Silk Grey vs Versatile Gray
Silk Grey (RAL Classic) and Versatile Gray (Sherwin-Williams) come from different manufacturers. Silk Grey reads as grey, while Versatile Gray reads as beige-greige — two distinct hue families, not close cousins. Their light reflectance values are nearly the same — 47 vs 48 — so neither will read significantly brighter or darker than the other. ΔE 3.6 means they're clearly different, but not dramatically so — they'd pair well in the same room. Below you'll find 1 real-room photo comparison where both colors appear side by side, plus 5 simulated room previews.
Silk Grey vs Versatile Gray in Real Spaces
1 real room side by side. Silk Grey and Versatile Gray are close enough that the difference can be hard to judge from a chip alone — these photos show how each reads at scale, across different spaces and lighting conditions.
Dining Room
Dining rooms often rely on warm incandescent or candlelight, which flatters warm undertones and mutes cool ones. Side by side like this, the difference is easy to read — which is exactly why seeing them in a real space is more useful than comparing chips.
Color Details
Silk Grey vs Versatile Gray Simulated Comparison
5 simulated room previews — drag the slider on each to see Silk Grey on one side and Versatile Gray on the other.
Digital color is approximate.
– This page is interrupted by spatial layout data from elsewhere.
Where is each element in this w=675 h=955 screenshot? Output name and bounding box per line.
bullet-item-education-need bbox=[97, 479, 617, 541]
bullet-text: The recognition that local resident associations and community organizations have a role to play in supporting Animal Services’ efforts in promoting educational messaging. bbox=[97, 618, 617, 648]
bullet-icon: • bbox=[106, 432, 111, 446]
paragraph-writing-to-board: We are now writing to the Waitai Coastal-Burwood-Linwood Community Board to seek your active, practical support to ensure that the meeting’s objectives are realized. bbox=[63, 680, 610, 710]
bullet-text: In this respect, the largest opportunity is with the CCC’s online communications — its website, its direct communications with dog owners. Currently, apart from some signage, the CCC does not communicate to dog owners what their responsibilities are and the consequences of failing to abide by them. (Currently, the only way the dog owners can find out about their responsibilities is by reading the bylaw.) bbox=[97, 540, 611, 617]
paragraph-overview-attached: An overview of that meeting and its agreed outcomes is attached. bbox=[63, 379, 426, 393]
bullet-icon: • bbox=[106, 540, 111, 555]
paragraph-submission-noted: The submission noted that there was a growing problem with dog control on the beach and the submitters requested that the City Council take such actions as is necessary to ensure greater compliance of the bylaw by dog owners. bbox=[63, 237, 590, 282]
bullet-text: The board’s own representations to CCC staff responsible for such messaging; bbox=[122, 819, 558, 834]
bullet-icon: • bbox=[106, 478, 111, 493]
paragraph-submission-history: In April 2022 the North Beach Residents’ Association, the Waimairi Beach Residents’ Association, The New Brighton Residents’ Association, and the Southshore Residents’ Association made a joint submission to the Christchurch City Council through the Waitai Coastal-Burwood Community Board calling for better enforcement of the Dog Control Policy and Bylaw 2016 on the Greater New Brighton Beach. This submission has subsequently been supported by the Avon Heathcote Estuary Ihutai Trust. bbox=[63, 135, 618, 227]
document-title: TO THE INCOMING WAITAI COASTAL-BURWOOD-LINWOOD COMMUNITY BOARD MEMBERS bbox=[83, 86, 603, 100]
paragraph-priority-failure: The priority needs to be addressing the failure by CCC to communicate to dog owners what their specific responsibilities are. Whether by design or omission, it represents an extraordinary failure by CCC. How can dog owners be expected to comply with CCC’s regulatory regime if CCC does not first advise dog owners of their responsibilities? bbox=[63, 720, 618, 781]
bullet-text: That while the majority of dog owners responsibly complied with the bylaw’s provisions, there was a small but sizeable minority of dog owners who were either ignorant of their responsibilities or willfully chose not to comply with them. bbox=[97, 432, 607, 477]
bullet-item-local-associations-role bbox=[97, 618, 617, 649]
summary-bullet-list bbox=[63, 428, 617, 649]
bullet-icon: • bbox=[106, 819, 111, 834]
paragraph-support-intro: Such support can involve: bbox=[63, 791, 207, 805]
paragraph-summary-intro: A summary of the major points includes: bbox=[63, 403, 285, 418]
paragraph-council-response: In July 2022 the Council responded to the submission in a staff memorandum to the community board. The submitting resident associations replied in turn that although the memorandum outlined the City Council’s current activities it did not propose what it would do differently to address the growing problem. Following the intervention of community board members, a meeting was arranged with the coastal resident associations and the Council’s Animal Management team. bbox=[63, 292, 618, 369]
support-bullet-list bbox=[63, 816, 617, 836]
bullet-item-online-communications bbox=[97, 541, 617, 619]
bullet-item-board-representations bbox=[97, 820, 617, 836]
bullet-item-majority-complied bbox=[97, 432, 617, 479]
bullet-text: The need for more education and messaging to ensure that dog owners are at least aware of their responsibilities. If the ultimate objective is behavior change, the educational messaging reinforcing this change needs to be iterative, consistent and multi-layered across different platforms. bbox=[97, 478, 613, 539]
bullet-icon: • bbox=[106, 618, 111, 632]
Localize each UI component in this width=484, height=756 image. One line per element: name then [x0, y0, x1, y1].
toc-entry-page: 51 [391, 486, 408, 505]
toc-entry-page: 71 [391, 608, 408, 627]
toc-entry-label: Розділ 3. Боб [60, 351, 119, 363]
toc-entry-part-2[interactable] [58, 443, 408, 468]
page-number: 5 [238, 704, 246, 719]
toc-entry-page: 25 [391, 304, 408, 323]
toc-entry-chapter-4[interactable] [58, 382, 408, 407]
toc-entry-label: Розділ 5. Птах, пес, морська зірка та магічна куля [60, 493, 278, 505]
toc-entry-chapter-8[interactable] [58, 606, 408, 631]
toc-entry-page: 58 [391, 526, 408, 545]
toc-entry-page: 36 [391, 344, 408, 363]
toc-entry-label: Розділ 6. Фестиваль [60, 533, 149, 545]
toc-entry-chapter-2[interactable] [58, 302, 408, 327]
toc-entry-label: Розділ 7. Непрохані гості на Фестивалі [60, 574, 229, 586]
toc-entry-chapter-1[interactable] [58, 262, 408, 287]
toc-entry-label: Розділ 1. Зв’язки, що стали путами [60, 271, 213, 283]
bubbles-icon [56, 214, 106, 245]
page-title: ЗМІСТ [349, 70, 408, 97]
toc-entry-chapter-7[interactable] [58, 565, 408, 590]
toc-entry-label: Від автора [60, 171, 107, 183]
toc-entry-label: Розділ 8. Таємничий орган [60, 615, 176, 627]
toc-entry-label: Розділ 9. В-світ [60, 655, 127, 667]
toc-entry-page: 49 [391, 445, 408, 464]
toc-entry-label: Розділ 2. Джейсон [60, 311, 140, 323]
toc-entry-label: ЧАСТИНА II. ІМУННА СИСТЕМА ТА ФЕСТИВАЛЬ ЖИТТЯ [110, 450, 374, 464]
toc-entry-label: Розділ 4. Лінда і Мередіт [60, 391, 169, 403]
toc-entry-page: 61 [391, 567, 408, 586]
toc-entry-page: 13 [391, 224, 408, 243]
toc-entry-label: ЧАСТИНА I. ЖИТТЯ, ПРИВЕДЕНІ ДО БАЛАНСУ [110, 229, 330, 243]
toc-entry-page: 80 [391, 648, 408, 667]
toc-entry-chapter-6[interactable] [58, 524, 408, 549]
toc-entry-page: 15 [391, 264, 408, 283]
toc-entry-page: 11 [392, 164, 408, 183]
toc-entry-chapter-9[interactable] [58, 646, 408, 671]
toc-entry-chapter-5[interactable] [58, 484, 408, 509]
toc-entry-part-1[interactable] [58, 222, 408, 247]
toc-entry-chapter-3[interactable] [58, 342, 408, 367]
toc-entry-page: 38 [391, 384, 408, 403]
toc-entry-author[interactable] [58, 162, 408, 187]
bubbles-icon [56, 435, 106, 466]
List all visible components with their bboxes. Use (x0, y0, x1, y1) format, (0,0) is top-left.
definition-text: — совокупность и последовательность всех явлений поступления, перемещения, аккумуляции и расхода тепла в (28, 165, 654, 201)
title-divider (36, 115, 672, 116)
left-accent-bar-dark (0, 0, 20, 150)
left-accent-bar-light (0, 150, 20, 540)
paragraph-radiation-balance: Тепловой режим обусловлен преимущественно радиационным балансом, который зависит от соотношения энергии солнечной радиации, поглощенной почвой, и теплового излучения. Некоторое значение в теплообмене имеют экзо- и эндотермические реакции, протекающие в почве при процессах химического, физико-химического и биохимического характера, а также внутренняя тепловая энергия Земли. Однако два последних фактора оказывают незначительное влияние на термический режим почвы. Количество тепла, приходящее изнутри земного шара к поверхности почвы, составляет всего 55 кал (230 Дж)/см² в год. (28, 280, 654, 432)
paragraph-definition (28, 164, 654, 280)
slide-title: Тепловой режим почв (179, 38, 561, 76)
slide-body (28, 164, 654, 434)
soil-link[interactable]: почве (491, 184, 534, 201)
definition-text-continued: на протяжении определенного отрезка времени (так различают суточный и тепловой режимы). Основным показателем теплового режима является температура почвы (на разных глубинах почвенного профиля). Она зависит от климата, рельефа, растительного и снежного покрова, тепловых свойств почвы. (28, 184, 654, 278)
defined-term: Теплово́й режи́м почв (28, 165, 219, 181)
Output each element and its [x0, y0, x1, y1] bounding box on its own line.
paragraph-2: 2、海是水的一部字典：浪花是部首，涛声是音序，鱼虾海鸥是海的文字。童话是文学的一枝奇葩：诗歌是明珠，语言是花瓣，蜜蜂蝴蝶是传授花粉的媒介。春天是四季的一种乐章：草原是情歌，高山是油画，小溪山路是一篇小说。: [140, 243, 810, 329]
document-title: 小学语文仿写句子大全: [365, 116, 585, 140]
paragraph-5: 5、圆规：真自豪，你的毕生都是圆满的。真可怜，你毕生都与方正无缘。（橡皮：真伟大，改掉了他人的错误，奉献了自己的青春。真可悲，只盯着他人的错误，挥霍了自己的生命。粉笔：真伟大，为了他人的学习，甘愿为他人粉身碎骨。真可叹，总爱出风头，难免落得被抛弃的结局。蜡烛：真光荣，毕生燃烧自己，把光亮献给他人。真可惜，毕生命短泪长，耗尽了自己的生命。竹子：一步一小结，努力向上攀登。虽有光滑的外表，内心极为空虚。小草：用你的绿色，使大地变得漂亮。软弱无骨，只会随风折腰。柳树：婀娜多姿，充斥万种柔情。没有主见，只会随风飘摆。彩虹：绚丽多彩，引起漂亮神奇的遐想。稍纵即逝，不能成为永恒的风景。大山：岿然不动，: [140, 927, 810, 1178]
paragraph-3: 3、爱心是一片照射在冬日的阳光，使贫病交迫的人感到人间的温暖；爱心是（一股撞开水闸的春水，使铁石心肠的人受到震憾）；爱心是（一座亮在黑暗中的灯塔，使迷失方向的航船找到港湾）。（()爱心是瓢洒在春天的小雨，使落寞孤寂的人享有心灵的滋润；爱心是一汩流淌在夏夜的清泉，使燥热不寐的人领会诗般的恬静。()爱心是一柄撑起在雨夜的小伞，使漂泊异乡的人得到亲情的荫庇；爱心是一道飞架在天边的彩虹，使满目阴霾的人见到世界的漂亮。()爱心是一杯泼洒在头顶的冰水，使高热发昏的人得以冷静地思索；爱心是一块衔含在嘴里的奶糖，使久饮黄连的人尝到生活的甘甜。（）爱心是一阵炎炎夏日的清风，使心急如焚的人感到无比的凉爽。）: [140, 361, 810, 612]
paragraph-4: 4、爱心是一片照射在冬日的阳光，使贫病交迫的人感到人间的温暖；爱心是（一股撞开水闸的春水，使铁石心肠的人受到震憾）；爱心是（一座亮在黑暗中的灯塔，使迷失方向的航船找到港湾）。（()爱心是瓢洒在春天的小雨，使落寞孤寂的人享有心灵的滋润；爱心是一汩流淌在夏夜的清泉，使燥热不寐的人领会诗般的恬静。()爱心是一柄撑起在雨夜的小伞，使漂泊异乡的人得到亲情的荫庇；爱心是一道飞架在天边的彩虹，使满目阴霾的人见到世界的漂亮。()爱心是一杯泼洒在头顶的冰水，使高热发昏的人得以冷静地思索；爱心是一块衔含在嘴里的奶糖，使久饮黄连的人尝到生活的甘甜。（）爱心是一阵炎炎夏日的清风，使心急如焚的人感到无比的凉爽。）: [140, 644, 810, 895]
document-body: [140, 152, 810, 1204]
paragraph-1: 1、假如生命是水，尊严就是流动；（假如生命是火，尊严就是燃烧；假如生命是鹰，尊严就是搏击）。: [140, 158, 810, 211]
These simulations are generated from the manufacturer's hex values and overlaid on grayscale room photos — your screen's calibration, brightness, and viewing angle all affect how they render. Before committing to either color, test physical samples in your own space under the light you actually live with.
More Silk Grey comparisons
See how Silk Grey stacks up against other well-photographed colors across different brands and tones.